I listened to Alex Jones’s interview with Donald Trump last night. The Donald Trump I saw there bears little resemblance to the guy who was on stage in Houston last week, at least in mannerisms. He’s polite, he makes sense – and he’s a monster.
He wants to “make America great again.” He wants to make America rich (again?). Who could object to that?
He wants to “build up our military.” We already spend more on our military than almost the rest of the world combined. What’s to build up? But you go to an airport to get on a plane, and you see that even that military has failed to make us (feel) safe.
Certainly our politicians and diplomats are abject failures when it comes to enabling us to be a nation at peace. I heard precious little about diplomacy.
He wants to take ISIS’s oil. Using the military. (Have we heard that before?) What about the people whose land the oil is on? Well, “we” (meaning Exxon-Mobil) take it over using eminent domain.
What about property rights for the rest of us? Um, no. If the state needs it for “progress,” it goes to the state, and the state determines how (or if) the (former) owner gets compensated.
How will he deal with the deficit? “Waste, fraud, and abuse! Waste, fraud, and abuse!” This is an original idea? Isn’t it the mantra chanted by all fiscal conservative wannabes? Wasn’t it Reagan’s mantra? (Trump considers Reagan the best of the presidents since Lincoln.) Yet Reagan was the one who presided over the hockey-stick increase in federal deficit spending. I’m not reassured.
Now I consider Trump to be the least monstrous of the five leading candidates. He is no more militaristic than the others and seems to be less eager to go to war. With the exception of Cruz’s opposition to the ethanol subsidy, he is no less a foe of the welfare state.
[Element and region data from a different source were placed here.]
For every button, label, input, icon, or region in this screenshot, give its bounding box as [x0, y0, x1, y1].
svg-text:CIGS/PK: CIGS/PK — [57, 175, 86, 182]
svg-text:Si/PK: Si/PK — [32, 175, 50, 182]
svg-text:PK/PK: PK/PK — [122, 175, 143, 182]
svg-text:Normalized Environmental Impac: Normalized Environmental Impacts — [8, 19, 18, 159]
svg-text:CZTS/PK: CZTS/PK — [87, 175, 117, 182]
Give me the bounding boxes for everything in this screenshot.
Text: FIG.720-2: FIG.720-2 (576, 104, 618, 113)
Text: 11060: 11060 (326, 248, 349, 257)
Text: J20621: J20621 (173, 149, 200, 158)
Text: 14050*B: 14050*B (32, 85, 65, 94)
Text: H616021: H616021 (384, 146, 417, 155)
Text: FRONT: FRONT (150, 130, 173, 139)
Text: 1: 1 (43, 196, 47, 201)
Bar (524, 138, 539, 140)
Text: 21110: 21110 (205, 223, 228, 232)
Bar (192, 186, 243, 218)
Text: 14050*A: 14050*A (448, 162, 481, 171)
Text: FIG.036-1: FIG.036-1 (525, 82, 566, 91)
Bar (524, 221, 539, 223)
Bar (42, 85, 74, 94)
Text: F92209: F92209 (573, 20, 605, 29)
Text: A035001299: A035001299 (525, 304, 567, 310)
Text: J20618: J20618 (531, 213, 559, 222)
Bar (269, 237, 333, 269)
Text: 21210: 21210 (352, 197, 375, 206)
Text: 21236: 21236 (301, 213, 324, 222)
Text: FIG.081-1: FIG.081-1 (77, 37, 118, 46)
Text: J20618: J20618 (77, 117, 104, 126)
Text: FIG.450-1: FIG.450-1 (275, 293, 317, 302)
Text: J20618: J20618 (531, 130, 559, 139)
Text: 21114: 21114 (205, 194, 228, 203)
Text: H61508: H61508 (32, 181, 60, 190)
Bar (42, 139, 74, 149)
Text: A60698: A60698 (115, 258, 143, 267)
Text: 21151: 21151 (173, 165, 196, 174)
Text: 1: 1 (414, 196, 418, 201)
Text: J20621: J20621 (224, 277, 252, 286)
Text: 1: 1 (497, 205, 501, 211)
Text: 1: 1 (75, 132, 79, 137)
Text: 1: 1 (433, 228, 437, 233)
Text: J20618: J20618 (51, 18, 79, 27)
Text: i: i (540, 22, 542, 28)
But he’s still a monster.
Look at the other federal government names that come to mind: Barack Obama, Mitch McConnell, Nancy Pelosi, Lindsey Graham, Harry Reid, Ted Cruz, Marco Rubio, Janet Yellen, John Roberts. These are the people at the top. Would you want any of them to see their dreams for you come true? And we expect the entity beneath them to work for our good, or for the good of anyone not in the inner circle? Why would anyone want this behemoth to survive? Wouldn’t life be better without any of it?
If the federal government disappeared tomorrow, Pennsylvania, where I live, would still be one of the top economies in the world. To say nothing of Texas or Tennessee or California. We are paying the federal government to make us enemies of each other – tell me the Republicans and the Democrats on the street don’t hate each other – and enemies abroad for all of us. We need people to do that “for” us?
How would Pennsylvania deal with ISIS or Iran or Russia or Mexian immigrants, or Social Security or Medicare? I don’t know. But my guess is that we wouldn’t have to, at least not much more than Costa Rica or Panama or Cuba do. I suspect we would see some kind of confederations spring up. I don’t expect to see slavery reinstanted.
But I would suspect the Amish would continue to be the Amish, and other nonconformist groups to try to live out their visions. Not all will succeed, but that’s life.
The church might have the resources to start the schools, hospitals, and orphanages for which it was once famous and respected.
The Iowans might continue to produce ethanol. Fine: if I don’t have to subsidize the production or pay for it at the pump, it’s not my concern.
We might dissolve into squabbles between Democrats and Republicans, liberals and conservatives, collectivists and individualists. Some of those squabbles might turn nasty. State police have proven to be as nasty as the feds in enforcing bad laws. But the distance between here and somewhere better could be reduced if there’s enough good neighborliness left among the little guys. And if there’s not, then there is literally no hope for the people, nation or no nation.
In the end, what will save the people – and it’s the people, not the abstraction represented by Old Glory, who are important – will be grace. Long term, it is the grace of God through Jesus. For this there is no substitute. Shorter term, however, it’s the common grace of voluntary service: we consider people and their property sacred, and we get ahead by meeting their felt needs with goods and services they are willing to pay for.
Some regions of what is now the US are more amenable to that mentality than others. It’s time for the church in those areas to realize that our nationalism is crippling our efforts to live it out, and we need to look for peaceful, God-honoring ways of demonstrating and providing an alternative. And praying that the behemoth dies peacefully, and soon. And we need to do all that decently and in order.